The Brothers Grimm, 2005

A beautiful movie, with beautiful sceneries, costume, music in the background, etc. The movie however, is a mix between horror, thriller, dark comedy, fantasy, fairy tales, historical, etc. The main characters of the movie: two brothers, who were also con artists, traveled around Europe, faked their witchcraft to earn a living. When they traveled to a French occupied German area, they got captured by a jealous and a bit extremed French general, for this general believed they had been the culprit of 11 other unsolved kidnaps, all of them children, of a certain village closed by.

Facing excution, the brothers had no choice but to face the unknown & very real evil, just to find out where all those children had disappeared to.
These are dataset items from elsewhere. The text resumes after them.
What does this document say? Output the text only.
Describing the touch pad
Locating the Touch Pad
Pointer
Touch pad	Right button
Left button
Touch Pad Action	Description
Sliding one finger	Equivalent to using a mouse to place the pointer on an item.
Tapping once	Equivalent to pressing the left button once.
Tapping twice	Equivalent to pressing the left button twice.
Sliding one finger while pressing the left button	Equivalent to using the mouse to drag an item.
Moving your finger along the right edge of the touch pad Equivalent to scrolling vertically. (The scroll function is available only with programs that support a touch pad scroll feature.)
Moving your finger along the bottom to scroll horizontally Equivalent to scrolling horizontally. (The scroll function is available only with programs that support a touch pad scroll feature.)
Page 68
In the dark and eery forest, as well as right at that village, they witnessed first hand all the strange and scary things which were still happening around them.
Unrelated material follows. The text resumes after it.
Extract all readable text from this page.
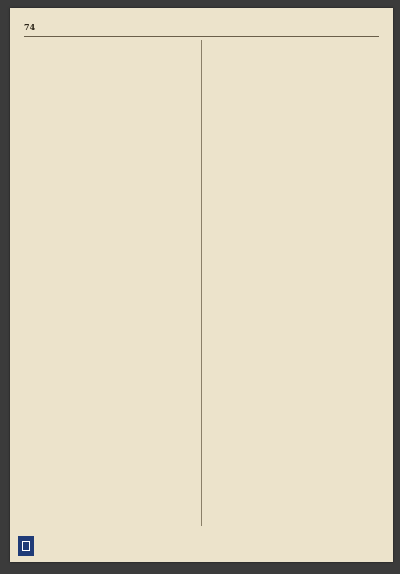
74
From a trapper of the village, (a young and pretty lady named Angelica), they learned that the village had a bad plague long time ago, which caused the queen to build a high tower for herself with the hope to avoid the same death as her king and her other subjects at the time.

The movie was full of hilarious scenes, sandwiched with shocking and intentionally horrified the viewers: licking the ugly toad, tiny insects burst out and seemed to attack people/animals around, black crows everywhere in the gloomy forest with trees which creeping along like snakes, poor peasant stripping the fur & gutting/dangling a small animal (to show how gloomy life was at the time?), etc.

Entwined with those, was traces of fairy tales: the wicked queen and the magical mirror (Snow White), the high tower with the beautiful queen there by herself (Rapunzel), little girl in red cape happily picking flowers and running wild in the forest before they got disappeared (Red Riding Hood), etc...


After all the thrilling and heart stopping moments, fortunately the movie ended happily, with all the wicked and evil gone for goods (hopefully), and all the dead/disappeared, suddenly woke up, or magically re-appear. Make viewers couldn't help smiling for the simplicity behind it.


One wondered, "what did the French think when they saw this movie? Didn't they think that the movie was a poke at them somehow, when compared their rule at the time to a sort of evil magic, with the dead queen constantly tried to suck up youthful energy from little girls in order to preserve her beauty to eternity?"

But then, the French Power at the 18th, 19th century was Napoleon, (who was defeated later) so who cared if that power was laughed at, right?